Galena cannot scratch glass.
In the article that follows, you’ll learn more about galena and glass, and why one can or cannot scratch the other.
Can Galena Scratch Glass? (EXPLAINED)
Hardness of Galena
Whether or not a material can scratch glass comes down to hardness.
Galena, according to the Mohs Hardness Scale, is about 2.5, whereas glass is about 5.5.
Hence, because it is harder than galena, glass will scratch a specimen of galena but a specimen of galena will not scratch glass.
Further, because of Galena’s place on the Mohs Hardness Scale, one cannot always scratch it with a fingernail, but it won’t scratch a copper penny, either.
More About the Moh’s Hardness Scale
The Mohs Hardness Test and Mohs Hardness Scale were devised by German mineralogist Friedrich Mohs in the early 1800s.
The Mohs Hardness Test is one of the most important tools one can use to identify minerals.
The concept of the test is relatively simple: a person uses 10 minerals of distinctly different hardness, ranging from very soft to very hard, to evaluate the mineral in question.
If one specimen can scratch the other, that specimen is harder.
If one were to test galena using specimens commonly found in a standard laboratory Mohs hardness kit, one would expect the following results: galena would certainly scratch talc, with a hardness of one, and gypsum, with a hardness of two.
However, we would not expect galena to scratch calcite, with a hardness of three, and certainly not fluorite, apatite, orthoclase, quartz, topaz, corundum, or at the top, with a hardness of 10, diamond.
What Should We Know About Galena?
Galena is an ore of lead, also called lead glance, and is very easy to identify.
Galena is one of the most abundant and widely distributed (meaning it is found in a large number of deposits in many countries around the world) sulfide minerals.
Primary deposits of galena can be found in Freiberg in Saxony, areas of England, Bulgaria, Sardinia, and the United States.
Notably, in the United States, galena is the official state mineral of three states: Kansas, Missouri, and Wisconsin, and 90% of the United State’s production of lead is mined in the extensive Mississippi River Valley.
It is steel gray with a shiny, metallic luster, and despite its softness, is relatively heavy – in fact, its weight and perfect three-directional cleavage make it distinctive.
The heaviness of galena can be attributed to the fact that lead is its primary element.
Finally, galena is brittle, which is characterized as the mineral’s tenacity.
Galena is also lucratively mined for its silver content.
In some galena deposits, one can find up to 0.5% silver, which far surpasses the main lead ore in revenue.
If there is silver within a galena specimen, it may disrupt the galena’s crystal structure, often causing the galena to have curved cleavage faces.
This is one way a prospector can determine a galena specimen’s potential silver content.
Another way prospectors can determine the presence of galena is that galena weathers easily.
Galena is naturally metallic and shiny, but galena that is exposed to the air or other elements buried in the soil can tarnish rapidly, turning quickly to a dull gray or dull black color.
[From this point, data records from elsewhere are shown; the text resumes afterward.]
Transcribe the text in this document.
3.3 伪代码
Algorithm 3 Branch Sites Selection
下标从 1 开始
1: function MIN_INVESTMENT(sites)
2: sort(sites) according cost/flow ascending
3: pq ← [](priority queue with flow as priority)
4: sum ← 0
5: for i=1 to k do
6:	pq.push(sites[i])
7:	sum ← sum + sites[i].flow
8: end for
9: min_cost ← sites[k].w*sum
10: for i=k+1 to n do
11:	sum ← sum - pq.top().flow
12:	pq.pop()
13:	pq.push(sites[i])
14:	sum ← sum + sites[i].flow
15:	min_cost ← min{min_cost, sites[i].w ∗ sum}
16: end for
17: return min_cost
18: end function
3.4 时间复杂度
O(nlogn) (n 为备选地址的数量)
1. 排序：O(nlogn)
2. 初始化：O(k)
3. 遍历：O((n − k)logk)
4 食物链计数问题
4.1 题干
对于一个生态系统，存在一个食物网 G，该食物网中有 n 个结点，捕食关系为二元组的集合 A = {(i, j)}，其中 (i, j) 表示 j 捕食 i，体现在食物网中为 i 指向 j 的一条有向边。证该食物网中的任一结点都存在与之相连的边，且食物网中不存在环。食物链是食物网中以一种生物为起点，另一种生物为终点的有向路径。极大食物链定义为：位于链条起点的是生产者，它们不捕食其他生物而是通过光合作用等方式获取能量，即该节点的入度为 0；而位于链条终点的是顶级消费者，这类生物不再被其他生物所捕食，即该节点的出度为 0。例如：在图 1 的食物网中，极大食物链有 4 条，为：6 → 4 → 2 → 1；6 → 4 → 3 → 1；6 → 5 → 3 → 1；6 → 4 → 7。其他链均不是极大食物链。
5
Galena will weather to anglesite, cerussite, pyromorphite, or another lead mineral, so the presence of these can reveal that galena may be found below the surface of the soil.
While galena is the most useful as an ore for most of the world’s lead production, it is also a significant ore of silver.
Primarily, though, the number one use of galena is in lead-acid batteries that are used to start automobiles and provide standby power supplies for computer networks, communication facilities, and other critical systems due to its property of being a semiconductor.
As the world moves closer to electric and hybrid vehicles, lead, and thereby galena, will be important for use in energy storage systems.
Lead from galena ore is also used to make lead sheets, pipe, shot and low-melting-point alloys.
As a part of history, one of the oldest uses of galena was in the eye cosmetic called kohl.
Kohl was applied by people in Ancient Egypt around the eyes to reduce the glare of the sun and repel flies, which spread disease.
Some historians believe that galena was worked for its lead content as early as 3000 BC.
In North America, indigenous people also used the mineral in cosmetics and widely traded galena throughout the eastern portion of what became the United States.
As a safety note, galena itself is not harmful if handled, but the lead in galena is toxic if inhaled or ingested from dust particles.
One interesting fact about galena is that it could be a part of the “heavy metal snow” scientists discovered falling on the planet Venus!
We know that Venus’ atmosphere is inhospitable.
The surface of Venus is covered by volcanoes that vent superheated gasses into the atmosphere, including gaseous sulphur and lead.
When the gasses are high enough above the planet’s surface to condense into a liquid form, the liquid falls back to the planet’s surface in what researchers at Washington University in St. Louis, Missouri, determined with plausibility was most likely a combination of lead sulfide, or galena, and bismuth sulfide.
Wrap Up
Geologists, prospectors, and science classes can enjoy searching for and identifying galena due to its appearance (steel gray with a shiny luster, unless weathered), weight (heavy due to lead being its primary element), cleavage (geometric), and of course, its place on the Mohs Hardness Scale.